結局、もてなす側にももてなされる側にもいろんな人がいるし、別に一つの答えがあるわけじゃないと思う。大事なのは、よりスムーズでより心地よいコミュニケーションに向かっていること、お客さんが注文を変えられる遊びを残しておくこと。目的がぶれなければいいんだと思う。
そういう意味で、今回は明らかに、目的が手段に打ち負かされていた。お客さん役である私は完全に置き去りだった。注文を変えられる遊びは残されていないし、こんな光景を目の前にしてしまっては、やりとりに心地よい余韻が残るわけでもない。

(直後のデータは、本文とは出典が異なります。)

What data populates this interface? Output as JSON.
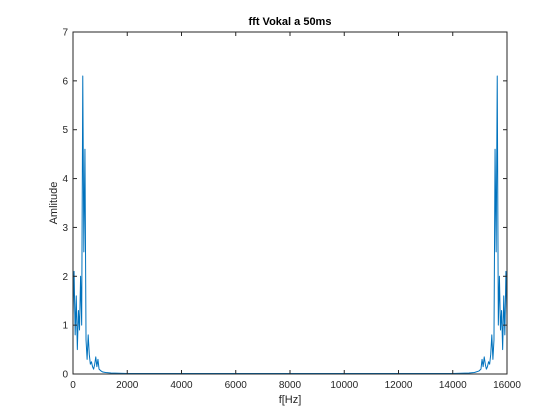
{
  "chart_data": {
    "type": "line",
    "title": "fft Vokal a 50ms",
    "xlabel": "f[Hz]",
    "ylabel": "Amlitude",
    "xlim": [
      0,
      16000
    ],
    "ylim": [
      0,
      7
    ],
    "xticks": [
      0,
      2000,
      4000,
      6000,
      8000,
      10000,
      12000,
      14000,
      16000
    ],
    "yticks": [
      0,
      1,
      2,
      3,
      4,
      5,
      6,
      7
    ],
    "grid": false,
    "line_color": "#0072bd",
    "series": [
      {
        "name": "fft",
        "x": [
          0,
          40,
          80,
          120,
          160,
          200,
          240,
          280,
          320,
          360,
          400,
          440,
          480,
          520,
          560,
          600,
          640,
          680,
          720,
          760,
          800,
          840,
          880,
          920,
          960,
          1000,
          1040,
          1100,
          1200,
          1400,
          2000,
          4000,
          6000,
          8000,
          10000,
          12000,
          14000,
          14600,
          14800,
          14960,
          15000,
          15040,
          15080,
          15120,
          15160,
          15200,
          15240,
          15280,
          15320,
          15360,
          15400,
          15440,
          15480,
          15520,
          15560,
          15600,
          15640,
          15680,
          15720,
          15760,
          15800,
          15840,
          15880,
          15920,
          15960,
          16000
        ],
        "y": [
          1.2,
          2.1,
          0.8,
          1.6,
          0.5,
          1.3,
          0.9,
          2.0,
          1.0,
          6.1,
          2.5,
          4.6,
          0.7,
          0.3,
          0.8,
          0.4,
          0.2,
          0.25,
          0.15,
          0.1,
          0.2,
          0.35,
          0.15,
          0.3,
          0.1,
          0.08,
          0.06,
          0.04,
          0.03,
          0.02,
          0.01,
          0.01,
          0.01,
          0.01,
          0.01,
          0.01,
          0.01,
          0.02,
          0.03,
          0.06,
          0.08,
          0.1,
          0.3,
          0.15,
          0.35,
          0.2,
          0.1,
          0.15,
          0.25,
          0.2,
          0.4,
          0.8,
          0.3,
          0.7,
          4.6,
          2.5,
          6.1,
          1.0,
          2.0,
          0.9,
          1.3,
          0.5,
          1.6,
          0.8,
          2.1,
          1.2
        ]
      }
    ]
  }
}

彼女はただ、自分の力を新米さんと常連客である私にしらしめたかっただけ、そういう欲に飲み込まれた格好になってしまっていた。
そこで自分に負けちゃだめだ。そこで飲み込まれちゃダメだ。そこが踏ん張りどころなんだよ。そう、なんだか応援したくなってしまった。こういう場面が一番、一時的に目的を見失いかける難しいポイントなんじゃないかって思った。新米さんが入ってくる前まではもてていた純度100%のホスピタリティが、外的な環境変化によってにわかにバランスを崩していく。
そこで何が本当に大事なことか、本当に大切にしたいことは何なのか、改めて自分の立ち位置や目指す方向を冷静に見つめなおしてみて、本来目的に立ち返ることが必要になる。もしかすると一度その穴に落っこちて、そこから這い上がったときにこそ、本当に本物になれるのかもしれない。